The Czech foreign minister's main concerns are Russia's opposition to basing stations for the planned US missile defence system in the Czech Republic and Poland, and the wider issue of energy security in the EU.

Prince zu Schwarzenberg, an independent member of the Czech government nominated by the Green party, comes from an aristocratic family and his parents fled Czechoslovakia in 1948 when the Communists took over. He feels he is an instinctive European.

"Thank God the Soviet empire suffered an implosion," Prince zu Schwarzenberg said. "Then we were free, which is the most miraculous event of my life. But the fact is that things were simpler then [during the Cold War]. Now everything has become much more complicated."

He said Moscow's decision to suspend the Conventional Forces in Europe treaty, in protest at the US missile defence plans, was "very sad and disappointing".
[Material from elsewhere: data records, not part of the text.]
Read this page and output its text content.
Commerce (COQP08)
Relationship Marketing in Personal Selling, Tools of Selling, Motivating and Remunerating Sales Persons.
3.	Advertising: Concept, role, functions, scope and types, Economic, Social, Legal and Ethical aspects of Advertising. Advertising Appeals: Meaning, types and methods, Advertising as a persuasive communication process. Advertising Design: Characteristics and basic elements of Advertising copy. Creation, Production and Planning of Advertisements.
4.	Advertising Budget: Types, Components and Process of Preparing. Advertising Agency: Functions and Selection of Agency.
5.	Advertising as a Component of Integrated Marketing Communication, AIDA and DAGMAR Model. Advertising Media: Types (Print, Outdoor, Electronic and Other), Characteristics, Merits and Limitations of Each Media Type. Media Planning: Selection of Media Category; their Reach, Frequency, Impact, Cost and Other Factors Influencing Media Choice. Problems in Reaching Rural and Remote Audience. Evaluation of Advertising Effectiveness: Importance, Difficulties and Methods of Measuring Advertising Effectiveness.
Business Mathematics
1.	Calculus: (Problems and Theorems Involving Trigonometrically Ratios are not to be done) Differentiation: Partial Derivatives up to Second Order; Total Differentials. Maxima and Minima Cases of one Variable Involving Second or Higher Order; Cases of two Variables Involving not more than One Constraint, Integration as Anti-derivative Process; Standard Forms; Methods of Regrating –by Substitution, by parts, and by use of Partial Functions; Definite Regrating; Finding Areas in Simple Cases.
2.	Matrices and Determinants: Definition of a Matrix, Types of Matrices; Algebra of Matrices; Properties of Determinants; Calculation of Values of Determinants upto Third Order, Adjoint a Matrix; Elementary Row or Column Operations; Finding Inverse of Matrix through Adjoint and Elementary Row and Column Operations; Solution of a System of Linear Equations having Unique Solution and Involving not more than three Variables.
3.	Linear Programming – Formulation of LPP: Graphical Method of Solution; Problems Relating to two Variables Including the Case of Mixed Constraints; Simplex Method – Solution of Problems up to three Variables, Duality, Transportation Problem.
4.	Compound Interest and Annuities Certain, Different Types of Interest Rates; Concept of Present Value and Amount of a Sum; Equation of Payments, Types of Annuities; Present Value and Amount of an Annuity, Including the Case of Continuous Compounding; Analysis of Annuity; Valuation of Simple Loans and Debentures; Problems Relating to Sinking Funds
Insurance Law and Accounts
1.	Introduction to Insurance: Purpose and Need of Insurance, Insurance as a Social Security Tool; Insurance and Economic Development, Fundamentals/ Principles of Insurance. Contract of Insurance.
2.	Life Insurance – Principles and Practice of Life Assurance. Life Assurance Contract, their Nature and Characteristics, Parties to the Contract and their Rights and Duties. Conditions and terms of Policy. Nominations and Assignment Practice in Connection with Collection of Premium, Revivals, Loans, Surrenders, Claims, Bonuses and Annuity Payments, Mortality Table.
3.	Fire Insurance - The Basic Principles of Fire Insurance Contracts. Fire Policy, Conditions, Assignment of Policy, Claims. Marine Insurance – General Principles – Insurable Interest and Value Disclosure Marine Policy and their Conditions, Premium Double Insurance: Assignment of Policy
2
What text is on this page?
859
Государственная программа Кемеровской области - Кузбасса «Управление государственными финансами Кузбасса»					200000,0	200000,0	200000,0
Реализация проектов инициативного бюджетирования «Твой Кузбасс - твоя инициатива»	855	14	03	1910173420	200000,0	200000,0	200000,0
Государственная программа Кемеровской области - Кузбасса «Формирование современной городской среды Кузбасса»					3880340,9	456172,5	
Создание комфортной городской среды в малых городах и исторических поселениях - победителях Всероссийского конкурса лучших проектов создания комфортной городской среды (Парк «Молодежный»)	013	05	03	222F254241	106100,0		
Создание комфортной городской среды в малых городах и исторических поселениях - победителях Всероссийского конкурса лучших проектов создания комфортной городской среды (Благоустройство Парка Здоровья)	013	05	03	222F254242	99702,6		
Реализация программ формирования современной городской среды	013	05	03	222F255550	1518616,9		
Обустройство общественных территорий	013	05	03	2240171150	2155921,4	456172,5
"We can understand that Russia is claiming its former position of superpower," he said earlier in a speech at the International Institute for Strategic Studies. "However, we are scared by a strategy oriented more on prestige and on building military might instead of investing in civil infrastructure. With this strategy, I am afraid that Russia will once again end up as a giant with feet of clay."

He warned that Russia had an advantage over its neighbours. "The Russians have always thought much more in long-term and strategic considerations than other European states. Other European states [go] from one election to another, and think more about tactics."

He added that it was essential that Europe develop a common energy policy towards Russia.